Edilene Souza runs a fabric stall in the Bom Retiro garment district, where she has worked six days a week for eleven years. Last March, a customer walked in holding a phone screen showing Souza's face on a clothing advertisement for a store she had never heard of, selling blouses at R$89 apiece on a Mercado Livre storefront registered in Curitiba. She had not authorised the image. She did not know how it was obtained. Nobody from the platform had contacted her.
Souza is not alone. Across São Paulo, a growing number of residents are discovering that photographs taken from their Instagram profiles, WhatsApp groups or neighbourhood Facebook pages have been scraped, duplicated and repurposed by third-party sellers, marketing agencies and, increasingly, by automated systems that use the images to train or populate AI-generated advertising content. The problem has a bureaucratic name — unauthorised duplicate image use — but for the people living it, the experience is visceral and disorienting.
A problem without a clear address
The Programa de Defesa do Consumidor, known as Procon-SP, which operates out of offices on Rua Barra Funda in the Campos Elíseos area, registered a measurable uptick in image-related complaints during the first quarter of 2026, according to the agency's published quarterly bulletin released in May. The bulletin did not break out a specific count for duplicate image cases as a standalone category, grouping them instead under broader digital privacy violations, but consumer advocates at Instituto Alana — a São Paulo-based child rights and digital rights organisation headquartered in Pinheiros — have been tracking the issue separately and say the complaints they receive informally have roughly doubled since late 2024.
Brazil's Lei Geral de Proteção de Dados, the LGPD, which came into full enforcement force in August 2021, nominally covers unauthorised use of personal images as a form of personal data.
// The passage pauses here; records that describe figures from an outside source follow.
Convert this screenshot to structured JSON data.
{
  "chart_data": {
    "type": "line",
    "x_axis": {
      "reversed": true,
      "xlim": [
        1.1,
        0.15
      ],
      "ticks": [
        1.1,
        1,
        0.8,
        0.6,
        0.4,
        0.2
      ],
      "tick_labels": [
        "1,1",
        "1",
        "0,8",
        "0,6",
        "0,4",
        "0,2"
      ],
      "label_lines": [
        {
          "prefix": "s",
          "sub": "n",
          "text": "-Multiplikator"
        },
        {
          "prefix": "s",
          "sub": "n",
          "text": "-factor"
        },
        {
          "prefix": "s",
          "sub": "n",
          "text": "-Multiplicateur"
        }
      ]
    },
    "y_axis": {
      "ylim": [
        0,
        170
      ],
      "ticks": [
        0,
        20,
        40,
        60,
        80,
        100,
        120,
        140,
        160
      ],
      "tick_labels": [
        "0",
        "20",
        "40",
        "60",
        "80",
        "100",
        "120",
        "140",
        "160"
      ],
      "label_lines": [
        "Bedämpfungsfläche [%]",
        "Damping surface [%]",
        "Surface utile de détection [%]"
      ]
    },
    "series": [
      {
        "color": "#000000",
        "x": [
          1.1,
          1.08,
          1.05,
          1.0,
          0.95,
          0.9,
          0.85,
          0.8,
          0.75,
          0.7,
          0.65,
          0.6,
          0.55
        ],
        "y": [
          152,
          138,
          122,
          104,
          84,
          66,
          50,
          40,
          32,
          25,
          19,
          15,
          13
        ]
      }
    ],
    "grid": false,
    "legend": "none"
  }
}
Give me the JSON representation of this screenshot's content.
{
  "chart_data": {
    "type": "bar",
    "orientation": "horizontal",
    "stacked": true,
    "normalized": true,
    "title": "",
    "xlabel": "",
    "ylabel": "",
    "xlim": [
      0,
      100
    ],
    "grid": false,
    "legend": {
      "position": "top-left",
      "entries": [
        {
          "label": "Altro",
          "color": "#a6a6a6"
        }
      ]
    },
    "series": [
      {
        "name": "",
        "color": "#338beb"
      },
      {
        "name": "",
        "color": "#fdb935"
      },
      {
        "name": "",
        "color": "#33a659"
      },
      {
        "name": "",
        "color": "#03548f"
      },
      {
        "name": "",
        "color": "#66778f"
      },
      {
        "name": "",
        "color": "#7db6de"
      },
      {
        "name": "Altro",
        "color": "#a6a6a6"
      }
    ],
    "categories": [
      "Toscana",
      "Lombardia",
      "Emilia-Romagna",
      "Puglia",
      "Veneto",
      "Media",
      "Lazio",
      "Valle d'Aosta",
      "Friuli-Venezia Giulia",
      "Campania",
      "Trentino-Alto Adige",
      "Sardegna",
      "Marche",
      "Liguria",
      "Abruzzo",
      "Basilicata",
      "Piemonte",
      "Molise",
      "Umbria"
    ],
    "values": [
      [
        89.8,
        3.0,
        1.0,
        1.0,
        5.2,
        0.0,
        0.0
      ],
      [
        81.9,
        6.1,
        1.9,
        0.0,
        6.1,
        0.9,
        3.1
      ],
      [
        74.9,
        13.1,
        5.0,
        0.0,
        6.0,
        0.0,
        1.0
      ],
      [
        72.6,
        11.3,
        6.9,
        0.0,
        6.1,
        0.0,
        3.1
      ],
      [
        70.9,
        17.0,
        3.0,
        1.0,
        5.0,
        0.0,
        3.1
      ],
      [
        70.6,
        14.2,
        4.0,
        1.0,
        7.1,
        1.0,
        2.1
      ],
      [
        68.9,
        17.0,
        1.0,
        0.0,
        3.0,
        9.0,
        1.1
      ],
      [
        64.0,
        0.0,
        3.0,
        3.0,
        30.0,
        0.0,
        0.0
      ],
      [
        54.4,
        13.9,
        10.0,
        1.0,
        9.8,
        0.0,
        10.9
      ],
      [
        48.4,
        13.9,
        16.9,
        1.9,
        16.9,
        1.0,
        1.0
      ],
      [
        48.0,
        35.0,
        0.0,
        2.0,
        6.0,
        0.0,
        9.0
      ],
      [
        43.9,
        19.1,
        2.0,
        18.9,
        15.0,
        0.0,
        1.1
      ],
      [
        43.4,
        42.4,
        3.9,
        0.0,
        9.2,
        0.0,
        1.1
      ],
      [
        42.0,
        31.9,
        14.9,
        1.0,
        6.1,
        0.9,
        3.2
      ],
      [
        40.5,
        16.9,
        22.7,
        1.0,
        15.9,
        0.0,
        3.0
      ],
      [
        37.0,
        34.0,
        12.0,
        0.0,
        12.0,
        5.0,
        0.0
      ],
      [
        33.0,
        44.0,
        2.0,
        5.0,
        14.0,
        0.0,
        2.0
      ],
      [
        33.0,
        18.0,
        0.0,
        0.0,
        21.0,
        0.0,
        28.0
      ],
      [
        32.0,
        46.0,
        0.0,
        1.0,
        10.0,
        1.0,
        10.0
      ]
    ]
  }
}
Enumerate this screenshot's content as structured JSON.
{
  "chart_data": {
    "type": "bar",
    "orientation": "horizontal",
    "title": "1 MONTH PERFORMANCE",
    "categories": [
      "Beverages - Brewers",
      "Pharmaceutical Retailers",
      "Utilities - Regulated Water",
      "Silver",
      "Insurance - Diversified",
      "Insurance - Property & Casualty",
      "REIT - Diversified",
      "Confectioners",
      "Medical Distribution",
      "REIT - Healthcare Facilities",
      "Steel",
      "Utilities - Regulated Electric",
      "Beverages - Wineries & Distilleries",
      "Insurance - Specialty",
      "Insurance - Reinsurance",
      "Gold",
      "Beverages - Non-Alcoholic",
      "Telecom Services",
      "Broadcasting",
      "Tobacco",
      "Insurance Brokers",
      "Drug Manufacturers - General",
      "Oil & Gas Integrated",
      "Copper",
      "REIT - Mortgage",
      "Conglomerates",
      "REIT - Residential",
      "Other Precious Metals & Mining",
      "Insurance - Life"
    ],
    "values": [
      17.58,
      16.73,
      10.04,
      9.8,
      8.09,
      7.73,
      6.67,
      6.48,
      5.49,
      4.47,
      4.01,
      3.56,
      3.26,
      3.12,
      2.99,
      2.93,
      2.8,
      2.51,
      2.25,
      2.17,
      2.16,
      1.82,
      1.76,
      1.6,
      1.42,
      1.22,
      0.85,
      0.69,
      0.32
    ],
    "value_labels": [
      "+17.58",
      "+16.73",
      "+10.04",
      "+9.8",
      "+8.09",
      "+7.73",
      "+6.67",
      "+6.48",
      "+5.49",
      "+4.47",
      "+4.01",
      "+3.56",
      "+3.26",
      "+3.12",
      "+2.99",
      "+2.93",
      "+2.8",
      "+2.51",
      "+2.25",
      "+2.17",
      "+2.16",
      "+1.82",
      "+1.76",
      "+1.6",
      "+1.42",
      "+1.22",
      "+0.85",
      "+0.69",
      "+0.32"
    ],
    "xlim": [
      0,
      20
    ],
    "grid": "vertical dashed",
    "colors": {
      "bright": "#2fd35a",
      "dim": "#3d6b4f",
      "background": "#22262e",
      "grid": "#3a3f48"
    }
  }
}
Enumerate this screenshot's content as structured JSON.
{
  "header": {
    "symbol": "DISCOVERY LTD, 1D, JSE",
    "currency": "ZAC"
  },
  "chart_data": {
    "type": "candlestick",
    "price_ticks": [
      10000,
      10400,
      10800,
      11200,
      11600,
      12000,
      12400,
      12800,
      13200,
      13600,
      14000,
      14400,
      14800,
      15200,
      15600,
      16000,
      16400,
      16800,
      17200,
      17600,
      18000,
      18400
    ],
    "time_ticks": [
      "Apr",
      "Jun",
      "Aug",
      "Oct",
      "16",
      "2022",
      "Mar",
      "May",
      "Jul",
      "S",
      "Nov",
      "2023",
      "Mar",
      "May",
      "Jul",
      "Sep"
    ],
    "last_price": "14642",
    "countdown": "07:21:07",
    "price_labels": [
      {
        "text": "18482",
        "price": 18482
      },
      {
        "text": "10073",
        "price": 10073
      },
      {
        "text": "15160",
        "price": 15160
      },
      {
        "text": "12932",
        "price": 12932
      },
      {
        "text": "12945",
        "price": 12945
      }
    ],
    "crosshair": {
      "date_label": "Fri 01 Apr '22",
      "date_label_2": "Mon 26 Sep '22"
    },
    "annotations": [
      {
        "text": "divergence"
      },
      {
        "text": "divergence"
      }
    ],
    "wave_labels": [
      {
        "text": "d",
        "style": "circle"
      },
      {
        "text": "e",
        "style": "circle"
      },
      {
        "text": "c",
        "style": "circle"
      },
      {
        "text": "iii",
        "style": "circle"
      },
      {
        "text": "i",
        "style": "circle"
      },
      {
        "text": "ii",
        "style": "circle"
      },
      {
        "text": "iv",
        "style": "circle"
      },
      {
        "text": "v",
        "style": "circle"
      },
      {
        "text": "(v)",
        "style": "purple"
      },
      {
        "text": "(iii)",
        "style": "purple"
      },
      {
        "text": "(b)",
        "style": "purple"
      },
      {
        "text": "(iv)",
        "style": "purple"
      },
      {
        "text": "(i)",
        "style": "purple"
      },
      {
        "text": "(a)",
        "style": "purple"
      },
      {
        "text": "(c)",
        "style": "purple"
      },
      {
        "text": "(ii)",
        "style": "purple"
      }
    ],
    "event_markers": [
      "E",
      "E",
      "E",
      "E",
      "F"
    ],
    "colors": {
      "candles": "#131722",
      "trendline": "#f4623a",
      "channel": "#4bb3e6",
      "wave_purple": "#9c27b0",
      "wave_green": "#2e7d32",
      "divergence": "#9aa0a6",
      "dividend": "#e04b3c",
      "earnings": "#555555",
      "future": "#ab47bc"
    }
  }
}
The Autoridade Nacional de Proteção de Dados, the ANPD, is the federal body responsible for enforcement. Filing a complaint requires navigating an online portal, submitting documentation of the infringement, and waiting — sometimes months — for a response. For a market vendor in Bom Retiro or a delivery worker in Sapopemba, that process is practically inaccessible.
Rodrigo Mendes, a freelance graphic designer who works out of a shared studio on Rua dos Pinheiros, spent four weeks trying to get a duplicate of his professional headshot removed from a fintech company's LinkedIn campaign last year. The image had been lifted from his Behance portfolio. He filed with Procon-SP in November 2025 and, as of this week, had received one automated acknowledgment email.
Community networks filling the gap
In the absence of fast institutional remedies, residents have begun organising their own responses. A WhatsApp group called Imagem Roubada SP, started by a collective of photographers based in Vila Madalena, now has more than 1,400 members who share screenshots of infringing accounts, coordinate mass-reporting campaigns on Instagram and TikTok, and circulate step-by-step guides in Portuguese for filing ANPD complaints. The group is informal, has no legal standing, and its coordinators are volunteers.
The Centro de Estudos sobre Novas Tecnologias, Trabalho e Empresa — Cenetec — at the Pontifícia Universidade Católica de São Paulo on Rua Monte Alegre in Perdizes has been studying the intersection of platform labour and image rights since 2023. Researchers there have documented cases involving gig workers whose faces appeared in promotional materials for apps they drove for, without written consent ever being obtained.
For anyone who discovers their image duplicated without permission, consumer rights lawyers in São Paulo advise three immediate steps: screenshot and archive every instance of the infringing use with timestamps, file a formal complaint through the ANPD portal at gov.br/anpd, and simultaneously notify Procon-SP, which can mediate with platforms registered to operate in Brazil. Civil claims under the LGPD can seek both removal and compensation, though cases typically take twelve to eighteen months to reach resolution in the Tribunal de Justiça de São Paulo on Praça da Sé. The law exists. The machinery, residents say, moves slowly.